Book Review: The attack on human dignity and the family
Article:
30.04.19
The Global Sexual Revolution by Gabriele Kuby, Lifesite/Angelico Press, 302pp, paperback £16.00, reviewed by Ian Vane.
If, like me, you are approaching your sixth decade and are bemused by the speed of the sexual revolution - the separation of sex from babies, the increasing culture of ‘friends with benefits’ - but have never been able to articulate how or from where it came, then this book is a must-read. Kuby identifies and succinctly articulates the roots, cause, aims and objectives of this revolution, its destructive consequence and a way back to real freedom through recognising our true human identity as children of God.
Well researched
First and foremost, Kuby recognises the fundamental causes of the sexual revolution, namely the manipulation of the masses - ‘Incite the passions: control the man’ - and the furtherance of a fear of a population explosion based on a demographic model of the 1920’s, and yes, you’ve guessed it, money! The smaller the population, the less the money has to go around and the more there will be ‘for me’.
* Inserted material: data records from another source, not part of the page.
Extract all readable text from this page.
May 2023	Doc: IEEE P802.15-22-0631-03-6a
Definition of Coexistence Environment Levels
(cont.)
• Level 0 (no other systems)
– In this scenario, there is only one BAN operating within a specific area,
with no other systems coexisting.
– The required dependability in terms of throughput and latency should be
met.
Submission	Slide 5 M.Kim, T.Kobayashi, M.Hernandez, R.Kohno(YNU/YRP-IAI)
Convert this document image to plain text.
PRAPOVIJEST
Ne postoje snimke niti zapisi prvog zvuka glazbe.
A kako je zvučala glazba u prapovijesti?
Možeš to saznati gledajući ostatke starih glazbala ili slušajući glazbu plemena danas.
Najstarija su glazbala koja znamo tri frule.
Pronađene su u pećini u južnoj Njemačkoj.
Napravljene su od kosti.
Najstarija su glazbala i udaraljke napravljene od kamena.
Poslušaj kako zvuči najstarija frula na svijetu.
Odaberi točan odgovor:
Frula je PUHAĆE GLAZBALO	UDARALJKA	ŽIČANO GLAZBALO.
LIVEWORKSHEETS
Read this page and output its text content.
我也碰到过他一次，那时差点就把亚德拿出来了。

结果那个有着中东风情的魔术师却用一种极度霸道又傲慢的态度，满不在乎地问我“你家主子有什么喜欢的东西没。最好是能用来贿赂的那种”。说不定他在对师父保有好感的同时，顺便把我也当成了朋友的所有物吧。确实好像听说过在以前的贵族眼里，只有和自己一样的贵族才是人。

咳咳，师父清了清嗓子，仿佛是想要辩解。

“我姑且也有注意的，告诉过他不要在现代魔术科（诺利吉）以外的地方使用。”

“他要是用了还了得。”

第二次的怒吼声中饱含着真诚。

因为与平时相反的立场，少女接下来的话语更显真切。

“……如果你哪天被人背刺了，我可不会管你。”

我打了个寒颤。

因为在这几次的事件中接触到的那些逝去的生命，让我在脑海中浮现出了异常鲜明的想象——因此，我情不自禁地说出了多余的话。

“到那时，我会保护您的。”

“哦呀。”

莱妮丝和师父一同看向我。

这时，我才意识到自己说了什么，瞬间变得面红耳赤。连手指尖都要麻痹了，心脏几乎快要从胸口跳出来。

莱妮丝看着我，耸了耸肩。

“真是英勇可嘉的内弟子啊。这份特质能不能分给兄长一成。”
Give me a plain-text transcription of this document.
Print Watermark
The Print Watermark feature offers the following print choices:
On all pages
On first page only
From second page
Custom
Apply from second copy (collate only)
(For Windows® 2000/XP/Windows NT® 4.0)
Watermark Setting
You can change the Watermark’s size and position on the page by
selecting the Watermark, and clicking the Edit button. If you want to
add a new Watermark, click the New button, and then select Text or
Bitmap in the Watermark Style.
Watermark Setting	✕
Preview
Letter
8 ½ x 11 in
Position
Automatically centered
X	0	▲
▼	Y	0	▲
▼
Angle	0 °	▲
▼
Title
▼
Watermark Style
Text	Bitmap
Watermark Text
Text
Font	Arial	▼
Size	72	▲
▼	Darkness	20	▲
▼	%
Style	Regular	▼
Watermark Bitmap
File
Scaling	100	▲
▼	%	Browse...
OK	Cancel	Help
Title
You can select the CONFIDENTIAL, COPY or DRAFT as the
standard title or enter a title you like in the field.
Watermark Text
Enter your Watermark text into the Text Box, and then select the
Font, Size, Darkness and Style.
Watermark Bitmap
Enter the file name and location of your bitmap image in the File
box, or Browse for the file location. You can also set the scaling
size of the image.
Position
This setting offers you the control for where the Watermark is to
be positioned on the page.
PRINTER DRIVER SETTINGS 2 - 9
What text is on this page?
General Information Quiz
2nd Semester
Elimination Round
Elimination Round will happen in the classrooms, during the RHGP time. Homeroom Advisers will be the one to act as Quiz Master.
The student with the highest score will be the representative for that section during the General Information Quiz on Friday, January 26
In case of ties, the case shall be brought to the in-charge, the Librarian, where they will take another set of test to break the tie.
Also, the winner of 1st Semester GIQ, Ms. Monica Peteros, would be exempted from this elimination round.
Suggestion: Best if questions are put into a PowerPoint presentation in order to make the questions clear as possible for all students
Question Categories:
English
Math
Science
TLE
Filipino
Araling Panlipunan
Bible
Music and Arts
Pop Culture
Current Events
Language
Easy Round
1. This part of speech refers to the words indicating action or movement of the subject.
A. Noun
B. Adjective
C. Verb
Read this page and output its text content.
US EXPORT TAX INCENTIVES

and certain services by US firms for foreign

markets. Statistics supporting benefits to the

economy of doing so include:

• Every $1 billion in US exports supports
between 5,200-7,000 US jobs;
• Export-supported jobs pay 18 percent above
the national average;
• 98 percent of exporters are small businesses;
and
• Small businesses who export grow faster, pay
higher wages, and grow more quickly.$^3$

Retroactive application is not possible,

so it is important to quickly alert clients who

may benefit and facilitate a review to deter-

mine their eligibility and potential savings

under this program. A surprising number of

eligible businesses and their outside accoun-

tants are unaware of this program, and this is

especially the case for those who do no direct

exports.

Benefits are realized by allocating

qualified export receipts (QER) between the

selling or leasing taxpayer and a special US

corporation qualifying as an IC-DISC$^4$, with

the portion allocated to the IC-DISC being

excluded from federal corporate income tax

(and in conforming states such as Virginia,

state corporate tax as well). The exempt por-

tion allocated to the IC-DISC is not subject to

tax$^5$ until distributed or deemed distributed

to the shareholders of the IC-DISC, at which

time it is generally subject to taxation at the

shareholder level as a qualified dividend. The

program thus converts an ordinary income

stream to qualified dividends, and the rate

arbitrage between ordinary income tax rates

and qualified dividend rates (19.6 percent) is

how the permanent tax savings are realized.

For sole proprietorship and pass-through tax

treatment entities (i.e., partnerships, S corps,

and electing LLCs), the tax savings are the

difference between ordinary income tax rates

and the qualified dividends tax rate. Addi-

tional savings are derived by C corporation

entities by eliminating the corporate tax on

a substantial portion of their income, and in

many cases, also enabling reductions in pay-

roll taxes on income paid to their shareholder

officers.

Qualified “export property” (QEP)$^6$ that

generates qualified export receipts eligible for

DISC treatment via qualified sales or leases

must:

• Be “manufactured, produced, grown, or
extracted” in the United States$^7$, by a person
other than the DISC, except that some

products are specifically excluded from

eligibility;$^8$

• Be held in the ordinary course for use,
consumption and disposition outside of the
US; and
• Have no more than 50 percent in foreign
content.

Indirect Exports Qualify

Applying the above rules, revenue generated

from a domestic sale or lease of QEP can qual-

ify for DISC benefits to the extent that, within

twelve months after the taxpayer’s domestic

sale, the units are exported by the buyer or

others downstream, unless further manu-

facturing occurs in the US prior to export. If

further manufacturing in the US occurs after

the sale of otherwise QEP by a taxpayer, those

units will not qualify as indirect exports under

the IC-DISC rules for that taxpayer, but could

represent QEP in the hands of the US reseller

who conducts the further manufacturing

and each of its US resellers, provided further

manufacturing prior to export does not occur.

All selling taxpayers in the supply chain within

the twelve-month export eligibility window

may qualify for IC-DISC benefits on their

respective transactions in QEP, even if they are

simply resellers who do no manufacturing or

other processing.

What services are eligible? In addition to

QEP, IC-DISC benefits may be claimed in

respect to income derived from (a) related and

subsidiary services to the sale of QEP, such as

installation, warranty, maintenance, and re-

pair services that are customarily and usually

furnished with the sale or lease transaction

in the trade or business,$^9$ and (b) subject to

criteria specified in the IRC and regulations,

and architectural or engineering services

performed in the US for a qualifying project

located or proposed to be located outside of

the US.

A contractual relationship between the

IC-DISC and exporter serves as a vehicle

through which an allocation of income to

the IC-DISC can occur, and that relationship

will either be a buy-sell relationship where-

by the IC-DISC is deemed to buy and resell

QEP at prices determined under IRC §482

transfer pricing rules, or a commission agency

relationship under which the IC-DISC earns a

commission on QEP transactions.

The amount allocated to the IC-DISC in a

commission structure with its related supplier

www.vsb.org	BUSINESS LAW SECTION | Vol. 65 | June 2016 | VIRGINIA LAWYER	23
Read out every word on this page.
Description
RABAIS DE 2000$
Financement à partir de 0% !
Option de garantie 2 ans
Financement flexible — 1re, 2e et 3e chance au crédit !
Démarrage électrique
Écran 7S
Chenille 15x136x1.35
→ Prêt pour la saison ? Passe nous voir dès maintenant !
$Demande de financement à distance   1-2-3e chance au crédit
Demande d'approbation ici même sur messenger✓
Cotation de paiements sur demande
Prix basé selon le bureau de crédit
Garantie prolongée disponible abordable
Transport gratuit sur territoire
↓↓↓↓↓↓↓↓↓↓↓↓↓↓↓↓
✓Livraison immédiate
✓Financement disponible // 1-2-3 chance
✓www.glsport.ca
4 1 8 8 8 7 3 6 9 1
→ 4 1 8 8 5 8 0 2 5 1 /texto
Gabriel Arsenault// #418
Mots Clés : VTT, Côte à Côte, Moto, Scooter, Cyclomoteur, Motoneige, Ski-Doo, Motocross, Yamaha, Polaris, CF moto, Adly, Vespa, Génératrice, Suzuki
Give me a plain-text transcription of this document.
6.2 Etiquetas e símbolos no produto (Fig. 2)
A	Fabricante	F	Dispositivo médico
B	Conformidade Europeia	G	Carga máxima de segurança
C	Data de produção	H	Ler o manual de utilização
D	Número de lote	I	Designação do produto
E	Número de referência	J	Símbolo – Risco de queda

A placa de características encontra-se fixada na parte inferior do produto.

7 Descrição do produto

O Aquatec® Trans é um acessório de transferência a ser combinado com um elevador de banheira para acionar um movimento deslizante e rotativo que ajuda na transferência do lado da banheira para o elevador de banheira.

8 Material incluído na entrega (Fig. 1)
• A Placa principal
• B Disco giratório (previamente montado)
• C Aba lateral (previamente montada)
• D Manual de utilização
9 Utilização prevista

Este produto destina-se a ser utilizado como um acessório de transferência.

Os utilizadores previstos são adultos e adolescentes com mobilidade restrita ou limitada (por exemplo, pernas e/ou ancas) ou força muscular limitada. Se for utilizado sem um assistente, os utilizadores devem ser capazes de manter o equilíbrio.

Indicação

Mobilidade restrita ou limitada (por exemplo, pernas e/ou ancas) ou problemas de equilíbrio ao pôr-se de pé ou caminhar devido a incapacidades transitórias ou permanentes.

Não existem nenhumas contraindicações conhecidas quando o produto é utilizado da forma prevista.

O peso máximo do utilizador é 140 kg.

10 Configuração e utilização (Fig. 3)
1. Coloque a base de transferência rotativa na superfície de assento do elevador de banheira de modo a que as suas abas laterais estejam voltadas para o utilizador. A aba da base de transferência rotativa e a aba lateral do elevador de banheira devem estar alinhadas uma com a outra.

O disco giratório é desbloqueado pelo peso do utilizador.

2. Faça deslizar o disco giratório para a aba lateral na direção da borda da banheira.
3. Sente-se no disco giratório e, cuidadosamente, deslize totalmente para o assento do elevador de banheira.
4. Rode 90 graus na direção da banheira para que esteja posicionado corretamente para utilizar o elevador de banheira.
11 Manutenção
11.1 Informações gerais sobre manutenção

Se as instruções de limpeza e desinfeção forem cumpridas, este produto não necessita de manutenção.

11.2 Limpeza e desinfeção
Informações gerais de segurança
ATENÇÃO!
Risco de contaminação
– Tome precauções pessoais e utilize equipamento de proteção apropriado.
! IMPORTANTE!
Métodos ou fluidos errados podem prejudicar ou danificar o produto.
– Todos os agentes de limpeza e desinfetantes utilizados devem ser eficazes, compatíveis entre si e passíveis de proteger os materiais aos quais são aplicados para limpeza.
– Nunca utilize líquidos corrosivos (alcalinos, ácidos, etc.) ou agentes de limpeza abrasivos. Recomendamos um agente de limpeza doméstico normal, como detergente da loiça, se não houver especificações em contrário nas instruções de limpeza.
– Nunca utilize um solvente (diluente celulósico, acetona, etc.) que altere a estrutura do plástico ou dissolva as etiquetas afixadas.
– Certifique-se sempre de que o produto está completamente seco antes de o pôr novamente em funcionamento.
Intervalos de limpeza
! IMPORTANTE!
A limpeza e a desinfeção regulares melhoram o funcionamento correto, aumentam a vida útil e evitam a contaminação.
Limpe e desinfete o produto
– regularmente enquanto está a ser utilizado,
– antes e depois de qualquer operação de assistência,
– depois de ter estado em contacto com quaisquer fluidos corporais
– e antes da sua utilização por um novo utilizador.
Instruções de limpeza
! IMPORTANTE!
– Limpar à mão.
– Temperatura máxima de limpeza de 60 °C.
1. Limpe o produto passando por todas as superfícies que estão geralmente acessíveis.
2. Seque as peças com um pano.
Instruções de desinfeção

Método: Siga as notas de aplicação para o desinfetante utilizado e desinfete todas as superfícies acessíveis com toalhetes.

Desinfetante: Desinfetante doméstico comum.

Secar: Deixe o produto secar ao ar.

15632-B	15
The book is incredibly well researched and therefore presents a very coherent case. The founders of the revolution are identified, along with late 19th and early 20th century theories which were dressed up as having been scientifically proven. Kuby identifies the billions of US dollars poured in by powerful Foundations (capital ‘F’ used advisedly) into the abortion and contraception industry and to NGO lobby groups, and the manner in which lobby groups are then able to manipulate the UN and European Parliament to pour further billions in to ‘gender mainstreaming’ and the impact this has had on national governments who no longer oppose such lobbying for fear that any such opposition will lead to the loss of funding for other national needs.
Destroying the family
The primary objective of ‘gender mainstreaming’ is the destruction of the heterosexual or ‘binary’ family as the basic unit of society and the subsequent invasion of personal conscience by the state. Kuby demonstrates how the ‘Yogaharata Principles’ arise from the foregoing. As to how this is possible, Kuby shows the manipulation of language, a familiar example being ‘reproductive rights’ rather than ‘contraception’ and ‘abortion’, and an anthropology in which gender is not a given but something assumed by the individual, and this according to their subjective choice. Over the summer period of 2018 the Yogaharata Principles were observed in the UK with the High Court upholding Ealing Borough Council’s ‘buffer zone’ at abortion clinics, the UK Government’s £4.5 million pledge to its ‘LGBT Action Plan 2018’ (see ‘YP 18’), the desire to bring in nofault divorce, and making it an offence for parents to smack their children.
Impact on society
And so the author moves from the pseudoscience, the funding, political lobbying and manipulation of language to the impact upon society and the individual. Again, we are presented with findings which show an enslavement to pornography by the population at large (67% of 16- and 17- year old boys) and its destructive impact upon the lives of men and then their wives and families. Other findings and reports show the self-destructive nature of the ‘homosexual life style’ with older homosexual men having had on ‘average 251 sexual partners’. Additionally, many of these individuals admitted to not being able to be faithful to a single partner. In short, the mountain of statistics and research in these arenas is staggering, yet much of this, even as empirical science, and the truth thereof, is denied.
Rebuilding freedom
Having comprehensively demonstrated the carnage wrought, Kuby shows how true freedom can be won back. Turning
her attention to the Christian community and the impact the sexual revolution has had on the differing denominations, she
does not shy away from the scandals in the Church but begins to rebuild freedom through a Biblical anthropology. Basing her
reconstruction on real love as being Christlike and therefore sacrificial, she points to the prophetic words of Pope Paul VI in
Humanae Vitae and through this directs us to Pope St. John Paul II’s ‘theology of the body’ and his Familiaris Consortio and The Truth and Meaning of Human Sexuality .
For anyone wishing to know where the battle lines are drawn in the defence of human dignity and the heterosexual family as the basic unit of society, this is a necessary if sometimes alarming read, but a read which should also inspire personal purity, chastity and fidelity for the sake of the Kingdom of God.
Notes:
Fr. Ian Vane is the parish priest of Our Lady Immaculate and St. Philip Neri, Uckfield, and St. John the Evangelist, Heron’s Ghyll.